Rainy 22

I celebrated my 22nd birthday a couple days ago. I was reminded of the closeness of love, the universal language that supersedes all darkness and transcends physical borders. Though separated by distance from my family and friends back home, I was still surrounded by so many people who have come to know and care for me over the past two months. My Cuban family planned a surprise birthday dinner, and invited the other students and directors of Spanish Studies Abroad to join. It was a true glimpse of the heavenly community that is promised to me, and I am thankful to have experienced it.

The halfway mark of the semester has just recently passed, and I can hardly believe it.

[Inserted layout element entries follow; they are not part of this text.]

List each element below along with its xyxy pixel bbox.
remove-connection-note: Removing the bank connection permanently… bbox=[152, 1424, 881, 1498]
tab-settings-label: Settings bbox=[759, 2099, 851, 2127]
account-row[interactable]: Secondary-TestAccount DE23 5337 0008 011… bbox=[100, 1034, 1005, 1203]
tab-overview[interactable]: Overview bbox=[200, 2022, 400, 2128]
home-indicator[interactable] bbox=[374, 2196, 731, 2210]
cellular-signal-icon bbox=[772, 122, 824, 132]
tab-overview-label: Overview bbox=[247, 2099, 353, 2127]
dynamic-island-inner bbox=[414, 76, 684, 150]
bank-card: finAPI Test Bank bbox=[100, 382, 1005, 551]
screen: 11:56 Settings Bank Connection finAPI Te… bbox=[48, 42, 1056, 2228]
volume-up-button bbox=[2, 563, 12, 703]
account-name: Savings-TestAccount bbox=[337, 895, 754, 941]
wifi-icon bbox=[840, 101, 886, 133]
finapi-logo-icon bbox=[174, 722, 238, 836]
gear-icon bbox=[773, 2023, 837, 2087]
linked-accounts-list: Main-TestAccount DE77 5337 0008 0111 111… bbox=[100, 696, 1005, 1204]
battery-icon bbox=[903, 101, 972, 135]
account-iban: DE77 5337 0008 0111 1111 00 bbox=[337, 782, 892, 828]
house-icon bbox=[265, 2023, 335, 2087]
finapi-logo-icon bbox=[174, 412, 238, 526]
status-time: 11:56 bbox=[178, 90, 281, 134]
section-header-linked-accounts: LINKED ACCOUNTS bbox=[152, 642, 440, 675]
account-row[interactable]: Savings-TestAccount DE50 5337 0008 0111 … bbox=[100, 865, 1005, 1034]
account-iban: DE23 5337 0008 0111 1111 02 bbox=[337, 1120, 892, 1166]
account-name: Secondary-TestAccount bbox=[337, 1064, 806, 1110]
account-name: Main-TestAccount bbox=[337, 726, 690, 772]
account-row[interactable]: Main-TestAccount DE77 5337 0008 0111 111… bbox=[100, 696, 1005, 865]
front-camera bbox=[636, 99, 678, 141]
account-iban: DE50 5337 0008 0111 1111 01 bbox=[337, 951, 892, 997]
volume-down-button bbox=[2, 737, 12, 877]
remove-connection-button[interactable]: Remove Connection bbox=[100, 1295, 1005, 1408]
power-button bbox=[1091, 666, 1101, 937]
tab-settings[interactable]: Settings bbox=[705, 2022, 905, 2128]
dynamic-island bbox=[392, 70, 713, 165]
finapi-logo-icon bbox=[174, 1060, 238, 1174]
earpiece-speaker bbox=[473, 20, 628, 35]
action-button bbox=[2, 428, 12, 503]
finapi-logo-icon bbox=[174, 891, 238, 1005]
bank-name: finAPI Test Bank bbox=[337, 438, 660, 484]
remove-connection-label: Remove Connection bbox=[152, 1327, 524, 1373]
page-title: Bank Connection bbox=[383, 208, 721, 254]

With the changing time comes the changing weather, and it’s evident in the increased amount of rainfall and lowered temperatures. I am reminded of the beauty of change, the loss that accompanies something once-familiar, but the gain that comes with becoming a new creation. Here in Cuba, this concept is a bit muddled to me, as the cultural context is different. I have been challenged and unsettled lately. I find myself entering a stage of critical analysis, of slight hostility, of weariness. I understand that being abroad introduces a whole host of issues, and it is simply a matter of accommodation and willingness to be flexible. I can’t help but feel burdened by the brokenness all around me. I see joy and resiliency, but I also see it as a façade of strength that shields pain, hardship, and spiritual bankruptcy. I am amazed at how real courage is here.

Living amongst and knowing the Cuban people has been an undeserved gift. I am far from worthy of being invited into their stories, a mix of the history of humanity and present-day challenges. Yet, I am still invited to the table. I am given a spot to sit, a reserved place that remains the same day in and day out, regardless of my own failures and shortcomings. I may not always have something to contribute, but I am guaranteed to leave fuller, more whole, better somehow.